The old man moaned. “How long until I can get into my hoverchair, Raddik?”

The hairless android pursed her lips. “Two more days, M. Silenus. Perhaps two and a half.”

“Aw, hell and damn,” muttered Martin Silenus. “Recovery gets slower each time. One of these times, I won’t wake at all… the fugue machinery won’t bring me back.”

“Yes, M. Silenus,” agreed the android. “Each cold sleep is harder on your system. The resuscitation and life-support equipment is quite old. It is true that you will not survive many more awakenings.”

“Oh, shut up,” growled Martin Silenus. “You are a morbid, gloomy old bitch.”

“Yes, M. Silenus.”

“How long have you been with me, Raddik?”
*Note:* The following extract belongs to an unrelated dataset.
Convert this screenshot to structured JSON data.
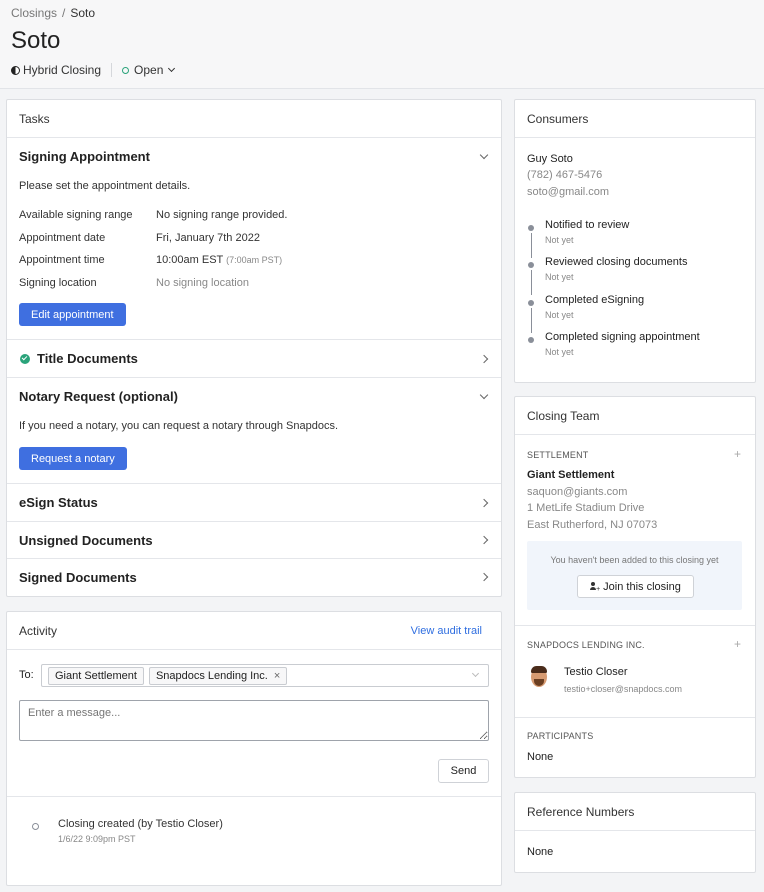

“Two hundred forty-one years, eleven months, nineteen days,” said the android. “Standard.”

“And you still haven’t learned to make a decent cup of coffee.”

“No, M. Silenus.”

“But you have put a pot on, correct?”

“Yes, M. Silenus. As per your standing instructions.”

“Fucking aye,” said the poet.

“But you will not be able to ingest liquids orally for at least another twelve hours, M. Silenus,” said A. Raddik.

“Arrrggghhh!” said the poet.

“Yes, M. Silenus.”

After several minutes in which it looked like the old man had drifted back to sleep, Martin Silenus said, “Any word from the boy or child?”

“No, sir,” said A. Raddik. “But then, of course, we only have access to the in-system Pax com network these days. And most of their new encrypting is quite good.”

“Any gossip about them?”

“None that we are sure of, M. Silenus,” said the android. “Things are very troubled for the Pax… revolution in many systems, problems with their Outback Crusade against the Ousters, a constant movement of warships and troopships within the Pax boundaries… and there is talk of the viral contagion, highly coded and circumspect.”